The film is frantic from start to finish, and I suspect it will wear some people down completely. I thought there was a point where it stopped being funny and started being exhausting, but my kids went positively ballistic for it. They laughed start to finish, and they couldn't stop talking about it all the way home. There's a big difference in their energy after a film they love and a film they don't. They're at the age where they don't really ever outright say they dislike something, but they can't fake the enthusiasm that they feel at the end of something that really connects.

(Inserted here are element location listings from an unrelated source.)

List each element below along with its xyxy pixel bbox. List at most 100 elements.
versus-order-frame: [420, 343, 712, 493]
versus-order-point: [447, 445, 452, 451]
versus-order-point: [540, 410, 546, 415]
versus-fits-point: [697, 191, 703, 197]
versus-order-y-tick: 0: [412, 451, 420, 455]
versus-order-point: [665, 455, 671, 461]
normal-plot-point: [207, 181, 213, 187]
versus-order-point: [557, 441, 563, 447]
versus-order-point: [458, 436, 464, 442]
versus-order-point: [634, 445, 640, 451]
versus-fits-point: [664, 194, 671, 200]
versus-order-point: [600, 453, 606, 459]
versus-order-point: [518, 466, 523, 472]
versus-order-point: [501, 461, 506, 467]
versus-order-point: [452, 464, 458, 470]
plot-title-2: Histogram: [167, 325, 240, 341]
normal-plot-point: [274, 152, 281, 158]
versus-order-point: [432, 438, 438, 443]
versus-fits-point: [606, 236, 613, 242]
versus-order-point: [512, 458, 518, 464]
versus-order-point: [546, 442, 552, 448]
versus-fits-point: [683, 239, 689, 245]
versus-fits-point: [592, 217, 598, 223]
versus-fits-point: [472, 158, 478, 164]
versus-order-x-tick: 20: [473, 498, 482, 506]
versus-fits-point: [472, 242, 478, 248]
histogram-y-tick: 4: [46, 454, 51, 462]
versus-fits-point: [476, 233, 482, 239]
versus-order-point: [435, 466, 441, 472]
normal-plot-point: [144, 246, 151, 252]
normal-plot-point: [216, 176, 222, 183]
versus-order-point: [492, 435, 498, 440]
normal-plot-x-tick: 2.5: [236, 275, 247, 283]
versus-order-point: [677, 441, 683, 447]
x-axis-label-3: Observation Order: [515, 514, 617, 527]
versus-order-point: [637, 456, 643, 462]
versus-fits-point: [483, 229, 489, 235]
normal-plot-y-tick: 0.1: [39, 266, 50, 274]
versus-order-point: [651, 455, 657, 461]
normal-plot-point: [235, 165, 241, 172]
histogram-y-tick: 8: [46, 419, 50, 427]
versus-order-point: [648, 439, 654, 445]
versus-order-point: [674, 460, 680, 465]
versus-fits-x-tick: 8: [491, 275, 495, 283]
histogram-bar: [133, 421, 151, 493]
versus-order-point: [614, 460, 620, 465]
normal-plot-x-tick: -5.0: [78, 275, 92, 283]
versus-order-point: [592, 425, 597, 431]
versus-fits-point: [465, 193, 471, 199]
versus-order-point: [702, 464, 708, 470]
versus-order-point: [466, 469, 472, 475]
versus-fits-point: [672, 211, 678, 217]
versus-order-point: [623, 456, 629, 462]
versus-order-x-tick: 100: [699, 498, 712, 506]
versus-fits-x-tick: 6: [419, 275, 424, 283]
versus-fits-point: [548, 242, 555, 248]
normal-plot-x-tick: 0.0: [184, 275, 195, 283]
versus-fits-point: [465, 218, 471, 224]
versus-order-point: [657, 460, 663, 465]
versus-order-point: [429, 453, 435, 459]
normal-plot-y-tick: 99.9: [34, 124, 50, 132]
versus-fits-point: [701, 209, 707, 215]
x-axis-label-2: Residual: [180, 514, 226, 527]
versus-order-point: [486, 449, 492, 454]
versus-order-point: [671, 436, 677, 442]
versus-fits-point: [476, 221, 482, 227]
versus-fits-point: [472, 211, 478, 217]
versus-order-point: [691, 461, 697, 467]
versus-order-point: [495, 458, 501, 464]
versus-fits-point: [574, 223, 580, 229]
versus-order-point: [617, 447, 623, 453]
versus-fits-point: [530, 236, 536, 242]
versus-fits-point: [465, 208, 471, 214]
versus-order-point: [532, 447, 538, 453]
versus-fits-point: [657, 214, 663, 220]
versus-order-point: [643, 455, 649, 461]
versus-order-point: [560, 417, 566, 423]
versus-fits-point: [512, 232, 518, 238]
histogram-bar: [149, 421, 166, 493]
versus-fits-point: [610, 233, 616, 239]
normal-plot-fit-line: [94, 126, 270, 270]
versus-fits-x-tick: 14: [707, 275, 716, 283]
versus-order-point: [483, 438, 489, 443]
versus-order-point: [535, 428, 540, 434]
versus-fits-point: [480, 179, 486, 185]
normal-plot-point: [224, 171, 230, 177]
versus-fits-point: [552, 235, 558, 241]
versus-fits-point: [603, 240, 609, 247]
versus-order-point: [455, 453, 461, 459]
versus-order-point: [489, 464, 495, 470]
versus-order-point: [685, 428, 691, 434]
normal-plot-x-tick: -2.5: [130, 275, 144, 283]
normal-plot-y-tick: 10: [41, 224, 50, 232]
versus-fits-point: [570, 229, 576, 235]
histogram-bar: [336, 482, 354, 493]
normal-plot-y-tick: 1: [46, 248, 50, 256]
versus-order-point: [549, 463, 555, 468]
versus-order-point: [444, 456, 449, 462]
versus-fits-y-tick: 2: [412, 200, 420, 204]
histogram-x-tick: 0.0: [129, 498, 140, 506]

The ad campaign largely leans on the material from the last half-hour of the film, but there's a lot of ground that the film covers before that. Post-apocalyptic jokes, a tour of the inside of SpongeBob's head, and about 50 other excuses for long surreal landslides of jokes and imagery make up the majority of the running time. Director Paul Tibbitt has done a nice job of taking full advantage of the 3D and the bigscreen format, and the script by Glenn Berger & Jonathan Aibel is go-for-broke in its attitude. I'm not sure I'm a converted SpongeBob fan, but I can admire the energy of this thing. With a voice cast that includes Tim Conway, Eddie Deezen, Cree Summer, Billy West, Bill Fagerbakke, Rodger Bumpass, Jill Talley, and more, it's brightly animated and has an aggressive visual attitude. For fans of the show, I would imagine this is going to be a really nice encapsulation of the sort of thing that has kept the series on the air and the characters fresh in the 15 years they've been around.

“The SpongeBob Movie: Sponge Out of Water” is in theaters today.